The Company has elected to account for the Convertible Notes at fair value where changes in fair value of the notes are measured through the consolidated statements of operations and comprehensive loss until settlement. As the Convertible Notes are due on demand. the Company recorded the Convertible Notes at fair value totaling $32.4 million within current liabilities on its consolidated balance sheet as of December 31, 2022. Subsequent to December 31, 2023 and per the Merger further discussed in Note 1, the Convertibles Notes converted into 29,853,711 shares of common stock. As the Convertible Notes were settled with equity securities subsequent to the balance sheet date but prior to the issuance of the financial statements, per ASC 470 Debt, the Company recorded the Convertible Notes at the fair value totaling $38.6 million as a long-term liability on its consolidated balance sheet as of December 31, 2023. The Company recorded in other income (expense), net an interest expense of $1.5 million and a charge of $4.7 million related to the change in estimated fair value during the year ended December 31, 2023.
9. Convertible Preferred Stock
In July 2018, the Company entered into a Series A and A-1 Preferred Stock Purchase Agreement and issued 10,000,000 shares of Series A Preferred Stock at a price of $1.00 per share less issuance costs of $100 thousand for total net proceeds of $9.9 million. The Company also issued 6,500,000 shares of Series A1 preferred stock for the conversion of financial instruments that had been previously issued during the years ended December 31, 2018 and 2017.
In connection with the initial issuance of the Series A preferred stock, the holders received the right to purchase, and the Company the obligation to sell, an additional 31,000,000 shares of Series A preferred stock at the same purchase price as the initial closing upon achieving certain milestones. The specified milestones could be waived upon written consent of the holders of a majority of the shares of Series A preferred stock. The Company determined that the tranche rights did not meet the definition of a freestanding financial instrument because they are not legally detachable. Further, the Company determined that the tranche rights do not meet the definition of an embedded derivative that require bifurcation from the equity instrument.
In August 2019, the Company issued 3,000,000 shares of Series A preferred stock at a price of $1.00 per share less issuance costs of $30 thousand for net proceeds of $2.97 million upon the achievement of specified milestones. In September 2019, the Company issued 28,000,000 shares of Series A preferred stock at a price of $1.00 per share less issuance costs of $40 thousand for net proceeds of $27.96 million upon the receipt of a waiver of the final milestones being met.
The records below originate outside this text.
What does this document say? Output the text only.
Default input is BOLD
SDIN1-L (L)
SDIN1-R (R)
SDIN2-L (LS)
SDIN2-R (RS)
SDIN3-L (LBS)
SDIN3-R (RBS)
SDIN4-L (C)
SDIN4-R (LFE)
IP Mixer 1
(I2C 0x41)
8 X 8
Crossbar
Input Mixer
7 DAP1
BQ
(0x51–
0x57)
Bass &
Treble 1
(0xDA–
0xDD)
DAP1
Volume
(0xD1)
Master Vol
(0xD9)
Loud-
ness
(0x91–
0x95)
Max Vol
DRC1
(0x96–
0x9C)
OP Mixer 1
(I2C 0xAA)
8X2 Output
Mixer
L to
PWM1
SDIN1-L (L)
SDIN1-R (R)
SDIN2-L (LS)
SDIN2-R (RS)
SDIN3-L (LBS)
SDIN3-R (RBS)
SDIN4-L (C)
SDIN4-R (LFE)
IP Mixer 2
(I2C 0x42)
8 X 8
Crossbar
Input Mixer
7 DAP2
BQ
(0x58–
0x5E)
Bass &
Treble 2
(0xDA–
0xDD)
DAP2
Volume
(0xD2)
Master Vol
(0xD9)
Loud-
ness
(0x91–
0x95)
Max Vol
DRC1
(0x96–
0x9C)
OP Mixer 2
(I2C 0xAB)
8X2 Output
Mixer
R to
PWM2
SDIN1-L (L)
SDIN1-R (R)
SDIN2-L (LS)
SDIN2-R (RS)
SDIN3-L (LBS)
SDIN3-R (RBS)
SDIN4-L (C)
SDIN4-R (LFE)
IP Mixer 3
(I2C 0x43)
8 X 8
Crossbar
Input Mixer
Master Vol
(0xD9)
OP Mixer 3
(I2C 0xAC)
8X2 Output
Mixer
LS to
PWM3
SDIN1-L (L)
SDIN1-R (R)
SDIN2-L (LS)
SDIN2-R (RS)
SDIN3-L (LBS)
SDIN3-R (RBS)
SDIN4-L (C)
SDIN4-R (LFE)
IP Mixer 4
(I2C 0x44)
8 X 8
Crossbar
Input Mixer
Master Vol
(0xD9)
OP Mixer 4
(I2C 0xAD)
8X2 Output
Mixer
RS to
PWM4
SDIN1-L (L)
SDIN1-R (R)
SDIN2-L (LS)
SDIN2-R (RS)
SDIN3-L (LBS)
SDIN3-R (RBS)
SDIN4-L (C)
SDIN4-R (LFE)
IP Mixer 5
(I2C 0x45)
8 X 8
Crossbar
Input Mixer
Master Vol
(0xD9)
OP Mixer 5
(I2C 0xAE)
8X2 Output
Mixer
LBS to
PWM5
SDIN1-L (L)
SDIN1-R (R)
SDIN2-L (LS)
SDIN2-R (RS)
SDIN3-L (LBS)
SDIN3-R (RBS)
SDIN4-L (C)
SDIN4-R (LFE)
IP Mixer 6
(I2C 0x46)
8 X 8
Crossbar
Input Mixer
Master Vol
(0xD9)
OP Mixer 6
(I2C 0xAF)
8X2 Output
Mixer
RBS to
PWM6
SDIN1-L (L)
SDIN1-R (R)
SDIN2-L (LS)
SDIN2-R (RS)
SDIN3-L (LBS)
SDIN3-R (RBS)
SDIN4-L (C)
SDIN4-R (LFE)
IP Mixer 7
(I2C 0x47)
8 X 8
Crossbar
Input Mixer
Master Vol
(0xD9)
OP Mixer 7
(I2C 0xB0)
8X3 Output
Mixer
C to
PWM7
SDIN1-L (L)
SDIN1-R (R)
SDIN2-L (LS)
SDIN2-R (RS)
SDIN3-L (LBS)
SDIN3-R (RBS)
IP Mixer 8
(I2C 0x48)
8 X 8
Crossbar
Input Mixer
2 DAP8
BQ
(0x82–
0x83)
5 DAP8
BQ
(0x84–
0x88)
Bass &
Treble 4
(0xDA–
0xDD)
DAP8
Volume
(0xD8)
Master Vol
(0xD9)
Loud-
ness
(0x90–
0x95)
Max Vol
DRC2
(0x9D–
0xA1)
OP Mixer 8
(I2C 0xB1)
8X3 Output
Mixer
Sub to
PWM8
In September 2019, the Company issued 6,628,788 Series A preferred shares in association with the purchase of a license agreement with BMS as further described in Note 7.
On August 31, 2020, the Company entered into a Series B Preferred Stock Purchase Agreement and issued 34,636,767 shares of Series B Preferred Stock at a price of $1.0971 per share less issuance costs of $100 thousand for total net proceeds of $37.9 million.
In connection with the initial issuance of the Series B preferred stock, the holders received the right to purchase, and the Company the obligation to sell, an additional 17,318,383 shares of Series B preferred stock at the same purchase price as the initial closing upon achieving certain milestones. The specified milestones could be waived upon written consent of the holders of a majority of the shares of Series B preferred stock. The Company also had the right to issue additional shares of Series B Preferred Stock to new investors if the agreement was reached before December 31, 2020, a portion of which would be issued immediately and a portion upon achieving the specified milestones. The Company determined that the tranche rights did not meet the definition of a freestanding financial instrument because they are not legally detachable. Further, the Company determined that the tranche rights do not meet the definition of an embedded derivative that require bifurcation from the equity instrument.
On October 15, 2020, the Company issued an additional 1,822,987 shares of Series B Preferred Stock to new investors at a purchase price of $1.0971 per share for total net proceeds of $2.0 million.
In November and December of 2021, the Company issued 18,229,873 shares of Series B Preferred stock at a purchase price of $1.0971 per share less issuance cost of $10 thousand for total net proceeds of $20.0 million upon the achievement of the specified milestones.
The Series A Preferred stock, the Series A-1 preferred stock and the Series B preferred stock, (together the Preferred Stock) have the following rights and preferences:
Voting Rights
The holders of the Preferred Stock are entitled to vote, together with the holders of common stock, on all matters submitted to stockholders for a vote. Each holder of outstanding shares of Preferred Stock shall be entitled to cast the number of votes equal to the number of shares of common stock into which the shares of Preferred Stock held by such holder are convertible at the time of such vote.